Stock markets in Asia and Europe crashed Friday while bank analysts predicted that Britain and the eurozone would fall into recession as a result of the uncertainty triggered by Britain's plans to leave the European Union.
The main index on the London Stock Exchange, the FTSE 100, was down by more than 7 per cent, to 5,880 points, as of 9:15 am (0715 GMT), 15 minutes into the trading day.
Germany's Deutsche Boerse in Frankfurt, the biggest financial centre in the eurozone, saw its DAX index fall by 9.98 per cent as markets opened.
However, amid the turmoil, Deutsche Boerse and the London Stock Exchange issued a joint statement saying Britain's referendum would have no impact on their merger plans. "There will be no change to the planned conditions," they said.
In Milan and Madrid, headline stock market indexes started the day down by 8.45 per cent and 15.9 per cent respectively. In Paris, the main CAC 40 index was down by almost 10 per cent in early morning negotiations.
The British pound was trading at 1.24 against the euro, down by more than 5 per cent, and at 1.38 against the dollar, a fall of more than 7 per cent, after tumbling earlier to the 1.33-dollar mark, the lowest since 1985.
Earlier, Asian markets plummeted.
In Japan, the benchmark Nikkei 225 Stock Average closed down 7.92 per cent after falling as much as 8.46 per cent earlier. The broader Topix index was down 7.26 per cent.
China’s benchmark Shanghai Composite Index closed down 1.3 per cent.
Australia’s benchmark S&P/ASX200 finished the day down 3.28 per cent.
Economists said Britain's exit from the European Union - the so-called Brexit scenario voters backed in a Thursday referendum - was spooking markets because of the uncertainty connected to its implementation.

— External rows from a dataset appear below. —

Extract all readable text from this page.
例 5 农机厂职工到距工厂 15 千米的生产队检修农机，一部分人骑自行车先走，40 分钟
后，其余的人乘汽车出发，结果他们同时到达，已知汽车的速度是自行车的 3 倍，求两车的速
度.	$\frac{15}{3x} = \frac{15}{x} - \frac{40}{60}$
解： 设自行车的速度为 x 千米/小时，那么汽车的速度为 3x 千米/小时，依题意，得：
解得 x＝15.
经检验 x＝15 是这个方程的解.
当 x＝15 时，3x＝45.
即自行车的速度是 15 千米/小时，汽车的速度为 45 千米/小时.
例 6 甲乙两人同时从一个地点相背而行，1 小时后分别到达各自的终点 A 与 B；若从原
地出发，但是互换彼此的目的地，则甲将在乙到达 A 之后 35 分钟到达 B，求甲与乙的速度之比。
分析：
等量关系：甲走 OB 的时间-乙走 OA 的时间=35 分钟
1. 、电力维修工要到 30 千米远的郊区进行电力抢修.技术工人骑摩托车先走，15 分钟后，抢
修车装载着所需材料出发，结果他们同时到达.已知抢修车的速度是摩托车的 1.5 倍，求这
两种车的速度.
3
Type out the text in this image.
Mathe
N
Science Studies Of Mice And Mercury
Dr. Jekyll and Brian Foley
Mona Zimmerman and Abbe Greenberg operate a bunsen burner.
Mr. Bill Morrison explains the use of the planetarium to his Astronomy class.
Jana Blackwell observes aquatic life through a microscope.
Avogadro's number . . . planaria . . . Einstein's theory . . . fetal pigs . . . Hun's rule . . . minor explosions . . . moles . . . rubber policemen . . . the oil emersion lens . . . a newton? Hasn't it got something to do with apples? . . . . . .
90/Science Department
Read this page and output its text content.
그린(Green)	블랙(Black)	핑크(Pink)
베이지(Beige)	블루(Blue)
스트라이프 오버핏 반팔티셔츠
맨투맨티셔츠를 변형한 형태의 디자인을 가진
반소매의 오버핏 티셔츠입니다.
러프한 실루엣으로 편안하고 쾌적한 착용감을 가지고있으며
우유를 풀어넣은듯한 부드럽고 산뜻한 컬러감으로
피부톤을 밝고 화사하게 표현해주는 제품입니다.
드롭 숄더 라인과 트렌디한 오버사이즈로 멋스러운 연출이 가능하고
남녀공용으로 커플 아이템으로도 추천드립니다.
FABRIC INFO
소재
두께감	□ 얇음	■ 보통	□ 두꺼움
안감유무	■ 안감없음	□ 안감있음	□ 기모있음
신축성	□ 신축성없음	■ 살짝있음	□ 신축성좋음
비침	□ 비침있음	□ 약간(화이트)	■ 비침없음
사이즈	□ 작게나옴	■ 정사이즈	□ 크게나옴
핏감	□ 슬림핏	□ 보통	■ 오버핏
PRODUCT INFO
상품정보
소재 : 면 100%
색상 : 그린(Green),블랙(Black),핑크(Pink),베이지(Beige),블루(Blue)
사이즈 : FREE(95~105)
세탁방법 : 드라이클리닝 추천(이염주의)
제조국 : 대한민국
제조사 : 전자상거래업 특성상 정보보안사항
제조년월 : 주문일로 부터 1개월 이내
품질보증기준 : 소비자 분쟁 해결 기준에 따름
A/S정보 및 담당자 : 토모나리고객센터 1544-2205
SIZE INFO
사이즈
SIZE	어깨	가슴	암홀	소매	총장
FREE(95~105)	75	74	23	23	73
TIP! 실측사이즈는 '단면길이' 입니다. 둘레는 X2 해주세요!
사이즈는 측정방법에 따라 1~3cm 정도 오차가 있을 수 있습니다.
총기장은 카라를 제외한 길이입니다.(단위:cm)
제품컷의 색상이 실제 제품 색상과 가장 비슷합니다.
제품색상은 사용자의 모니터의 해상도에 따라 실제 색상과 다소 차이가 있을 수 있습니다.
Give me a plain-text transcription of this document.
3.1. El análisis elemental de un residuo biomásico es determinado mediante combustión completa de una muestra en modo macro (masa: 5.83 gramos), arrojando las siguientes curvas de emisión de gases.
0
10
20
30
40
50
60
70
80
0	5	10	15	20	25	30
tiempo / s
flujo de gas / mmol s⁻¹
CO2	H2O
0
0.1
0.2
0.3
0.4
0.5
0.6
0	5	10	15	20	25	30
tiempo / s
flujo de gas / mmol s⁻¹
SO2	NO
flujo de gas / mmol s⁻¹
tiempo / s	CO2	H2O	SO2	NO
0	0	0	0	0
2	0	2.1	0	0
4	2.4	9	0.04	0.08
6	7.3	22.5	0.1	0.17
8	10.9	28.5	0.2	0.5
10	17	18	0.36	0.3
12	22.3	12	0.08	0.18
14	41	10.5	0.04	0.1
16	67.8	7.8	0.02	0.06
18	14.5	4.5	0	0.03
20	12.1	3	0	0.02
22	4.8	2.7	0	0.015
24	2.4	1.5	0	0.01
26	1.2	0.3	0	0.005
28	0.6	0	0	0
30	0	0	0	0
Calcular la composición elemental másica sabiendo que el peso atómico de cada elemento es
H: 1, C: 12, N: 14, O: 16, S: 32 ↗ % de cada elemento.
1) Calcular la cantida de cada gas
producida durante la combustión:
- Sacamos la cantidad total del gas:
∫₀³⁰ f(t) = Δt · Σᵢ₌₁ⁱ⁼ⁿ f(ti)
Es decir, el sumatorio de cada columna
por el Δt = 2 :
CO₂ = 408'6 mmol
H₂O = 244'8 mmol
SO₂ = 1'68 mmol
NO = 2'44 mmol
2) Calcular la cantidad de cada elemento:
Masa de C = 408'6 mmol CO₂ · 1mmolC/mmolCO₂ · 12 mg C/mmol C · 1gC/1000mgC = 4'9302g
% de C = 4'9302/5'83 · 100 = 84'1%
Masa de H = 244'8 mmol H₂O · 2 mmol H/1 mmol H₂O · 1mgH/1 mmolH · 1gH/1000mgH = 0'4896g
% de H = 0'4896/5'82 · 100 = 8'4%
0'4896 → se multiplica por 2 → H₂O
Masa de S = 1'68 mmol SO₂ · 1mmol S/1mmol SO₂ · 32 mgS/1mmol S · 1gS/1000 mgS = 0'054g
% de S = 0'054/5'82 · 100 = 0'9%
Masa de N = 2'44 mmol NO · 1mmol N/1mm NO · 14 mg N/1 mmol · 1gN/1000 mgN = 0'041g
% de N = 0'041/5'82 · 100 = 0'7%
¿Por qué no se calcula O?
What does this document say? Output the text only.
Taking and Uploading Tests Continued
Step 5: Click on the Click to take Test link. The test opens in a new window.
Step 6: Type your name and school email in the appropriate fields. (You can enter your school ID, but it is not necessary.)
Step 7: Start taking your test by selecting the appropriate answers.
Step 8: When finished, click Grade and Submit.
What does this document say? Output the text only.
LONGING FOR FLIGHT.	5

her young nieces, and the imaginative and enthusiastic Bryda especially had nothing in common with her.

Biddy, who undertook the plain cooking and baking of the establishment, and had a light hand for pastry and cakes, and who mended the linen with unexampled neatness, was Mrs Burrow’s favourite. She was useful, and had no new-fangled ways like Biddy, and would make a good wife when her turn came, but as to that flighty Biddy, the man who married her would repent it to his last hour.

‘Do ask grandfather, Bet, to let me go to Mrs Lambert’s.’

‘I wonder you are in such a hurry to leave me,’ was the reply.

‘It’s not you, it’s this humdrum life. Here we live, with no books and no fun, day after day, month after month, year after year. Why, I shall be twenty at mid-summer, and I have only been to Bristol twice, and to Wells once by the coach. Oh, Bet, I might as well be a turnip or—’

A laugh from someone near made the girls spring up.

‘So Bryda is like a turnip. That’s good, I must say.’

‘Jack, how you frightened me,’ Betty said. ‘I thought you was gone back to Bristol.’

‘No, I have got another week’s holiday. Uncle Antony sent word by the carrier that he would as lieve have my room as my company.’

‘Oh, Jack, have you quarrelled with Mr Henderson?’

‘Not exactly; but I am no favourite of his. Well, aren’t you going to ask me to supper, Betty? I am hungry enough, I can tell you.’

"The Brexit raises many possible scenarios and investors don't like uncertainty. There's quite a few unknowns: what will the UK Parliament think of this, will they try and reverse it in some way," said Patersons Securities economist Tony Farnham.
Daniel Vernazza, Lead UK Economist for Italy's UniCredit bank, said it was unclear whether Britain would continue to have unrestricted access to the EU's single market while it negotiates its exit from the bloc.
"[Britain] could unilaterally move to limit immigration from the EU and ignore rulings from the European Court of Justice before a withdrawal agreement is made, but in response the EU would surely suspend [Britain]'s access to the lucrative European single market," he wrote.
Denmark's Danske Bank said it expected Britain "to fall into recession" in the second half of the year, and the eurozone economy to follow suit, as a result of "falling investments due to higher uncertainty."
The Bank of England tried to reassure markets, announcing in a statement that it was "monitoring developments closely," coordinating with other central banks and standing ready to "take all necessary steps to meet its responsibilities for monetary and financial stability."
According to Danske Bank, the Bank of England was likely to cut interest rates from 0.5 per cent to zero and expand its quantitative easing stimulus policy by 150-200 billion pounds to prop up the British economy.
The global turmoil linked to the Brexit was also probable to lead the US central bank, the Federal Reserve, to hold off on interest rate hikes for the rest of the year, Dutch bank ING's Chief Economist Rob Carnell wrote in a note.
Nick Kounis, Head of Macro and Financial Markets Research at ABN AMRO, another Dutch bank, said Brexit in itself "is not big enough to destabilize global growth and markets," but could if it inspired other EU members to leave, "raising the risk of EU/euro fragmentation."
The Institute of International Finance (IIF), a global representative of the financial industry, urged policymakers to act decisively to redefine British-EU relations.
"The full extent of the financial market and economic impact from Brexit will not be clear for some time, but it is sure to be very disruptive in the short term and a drag on economic growth and employment in the longer term–especially for [Britain,]" IIF President and CEO Tim Adams said.